Policy Server Guides › Policy Server Configuration Guide › Troubleshooting SSL Authentication Schemes › Certificate-based Authentication Tests › After Following Previous Procedure, Still No Certificate Prompt › Verify That All Netscape Browsers Are Configured to Ask Every Time

Verify That All Netscape Browsers Are Configured to Ask Every Time

Netscape browsers can be configured to pass the same certificate automatically. This establishes the SSL connection using a certificate without prompting users to select a certificate.

To verify that all Netscape browsers are configured to ask every time

1. In the Netscape Browser, select Security from the tool bar.
2. Select Navigator.
3. In the Certificates to Identify You to a Web Site section, be sure it is set to Ask Every Time in the drop-down box.

Verify That All Web Servers Are Configured to Use SSL and Require Certificates

For Netscape Web Servers

1. In the Netscape Server Administration, click Admin Preferences.
2. Click Encryption On/Off and verify that the encryption is on, then click OK.
3. Click Encryption Preferences and verify that Required Certificates is set.
4. Restart the Web Server.

For IIS Web Servers

Verify that the virtual directories SMGetCredCert, SMGetCredCertOptional, SMGetCredNoCert are created and have the correct settings.

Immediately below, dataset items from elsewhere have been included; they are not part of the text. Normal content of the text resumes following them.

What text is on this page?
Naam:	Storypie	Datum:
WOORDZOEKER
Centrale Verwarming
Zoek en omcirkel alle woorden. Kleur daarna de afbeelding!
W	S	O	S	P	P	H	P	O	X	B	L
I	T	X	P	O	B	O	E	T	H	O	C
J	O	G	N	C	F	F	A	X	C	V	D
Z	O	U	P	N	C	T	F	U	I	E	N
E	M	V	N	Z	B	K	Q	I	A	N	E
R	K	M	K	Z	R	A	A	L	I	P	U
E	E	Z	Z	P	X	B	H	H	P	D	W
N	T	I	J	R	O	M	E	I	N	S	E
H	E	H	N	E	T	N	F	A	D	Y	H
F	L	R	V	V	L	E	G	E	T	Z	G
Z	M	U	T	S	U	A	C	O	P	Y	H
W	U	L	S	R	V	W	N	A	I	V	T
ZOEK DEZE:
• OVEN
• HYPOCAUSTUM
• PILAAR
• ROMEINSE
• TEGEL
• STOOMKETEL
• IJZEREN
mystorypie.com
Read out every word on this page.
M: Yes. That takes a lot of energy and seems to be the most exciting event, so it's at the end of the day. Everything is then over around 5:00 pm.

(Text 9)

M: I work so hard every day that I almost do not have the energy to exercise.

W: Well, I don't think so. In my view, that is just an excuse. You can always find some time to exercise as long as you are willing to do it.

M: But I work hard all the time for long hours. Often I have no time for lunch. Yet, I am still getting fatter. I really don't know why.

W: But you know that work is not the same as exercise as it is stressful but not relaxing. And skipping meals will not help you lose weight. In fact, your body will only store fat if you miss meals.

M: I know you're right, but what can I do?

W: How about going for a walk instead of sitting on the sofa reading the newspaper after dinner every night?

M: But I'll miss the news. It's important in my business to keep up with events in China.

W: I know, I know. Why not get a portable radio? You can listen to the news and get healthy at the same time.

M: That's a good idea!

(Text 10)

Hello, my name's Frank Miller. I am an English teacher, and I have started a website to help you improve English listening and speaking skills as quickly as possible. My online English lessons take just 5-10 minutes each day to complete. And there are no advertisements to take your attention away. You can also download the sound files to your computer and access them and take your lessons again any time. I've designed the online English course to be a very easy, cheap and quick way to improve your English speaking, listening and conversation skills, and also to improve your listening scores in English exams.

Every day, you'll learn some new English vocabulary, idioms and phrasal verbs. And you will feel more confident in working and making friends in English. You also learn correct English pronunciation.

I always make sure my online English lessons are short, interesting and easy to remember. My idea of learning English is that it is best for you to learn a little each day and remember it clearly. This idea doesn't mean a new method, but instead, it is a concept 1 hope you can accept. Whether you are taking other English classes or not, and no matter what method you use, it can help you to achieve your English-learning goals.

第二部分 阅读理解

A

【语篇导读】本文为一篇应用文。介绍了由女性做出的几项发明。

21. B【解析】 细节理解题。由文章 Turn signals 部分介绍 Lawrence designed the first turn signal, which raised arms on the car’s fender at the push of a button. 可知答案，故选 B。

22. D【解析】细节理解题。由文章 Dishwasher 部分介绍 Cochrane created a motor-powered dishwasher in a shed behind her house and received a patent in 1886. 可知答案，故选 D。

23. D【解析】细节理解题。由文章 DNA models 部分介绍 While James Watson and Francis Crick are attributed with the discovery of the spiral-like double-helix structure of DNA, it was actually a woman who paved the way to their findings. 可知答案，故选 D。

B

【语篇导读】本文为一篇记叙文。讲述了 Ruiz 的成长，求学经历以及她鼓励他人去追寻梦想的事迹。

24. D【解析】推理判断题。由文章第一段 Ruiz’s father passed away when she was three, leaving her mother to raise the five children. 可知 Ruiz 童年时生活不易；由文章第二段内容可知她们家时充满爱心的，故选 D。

• SMGetCredCert - Require Certificates will be selected
• SMGetCredCertOptional - Accept Certificates will be selected
• SMGetCredNoCert - Do not accept certificates will be selected

Note: As part of the SiteMinder SSL Authentication setup, SiteMinder configures SSL virtual directories based on the type of SSL connection required by the authentication scheme.

Verify the Following Settings for each SiteMinder Virtual Directory

To verify the following settings for each SiteMinder Virtual Directory

1. In the Management Console, right-click a virtual directory and select Properties.
2. Click the Directory Security tab.
3. Click Edit Secure Communications.

For Apache Web Servers

In the httpd.conf file, be sure to set SSLVerifyClient as follows:

• For Basic over SSL: SSLVerifyClient none
• For Certificate or Basic: SSLVerifyClient optional
• For Certificate/Certificate and Basic: SSLVerifyClient require

  Note: For Apache Web servers where Certificates are required or optional, the "SSL Verify Depth 10" line in the httpd.conf file must be uncommented.

Check the Web Server’s Certificate Expiration

Netscape Servers

1. In the Netscape Server Administration, click Keys & Certificates.
2. Click Manage Certificates.
3. Click ServerCert.
4. Verify that it is trusted, and has not expired. If it does not exist, or has expired, you will need to request a new certificate by following the steps in Install the Netscape Web Server Certificate.

IIS Servers

1. In the Management Console, right-click the Web Server and select Properties.
2. Click the Directory Security tab.
3. In the Secure Communications panel, click Key Manager.
4. Select a key to view its properties and verify that the key has not expired.
5. If you need to make any changes, restart the Web Server.

Apache Servers

If an Apache Web Server certificate expires, you will receive an error messages at server startup that indicates the certificate has expired.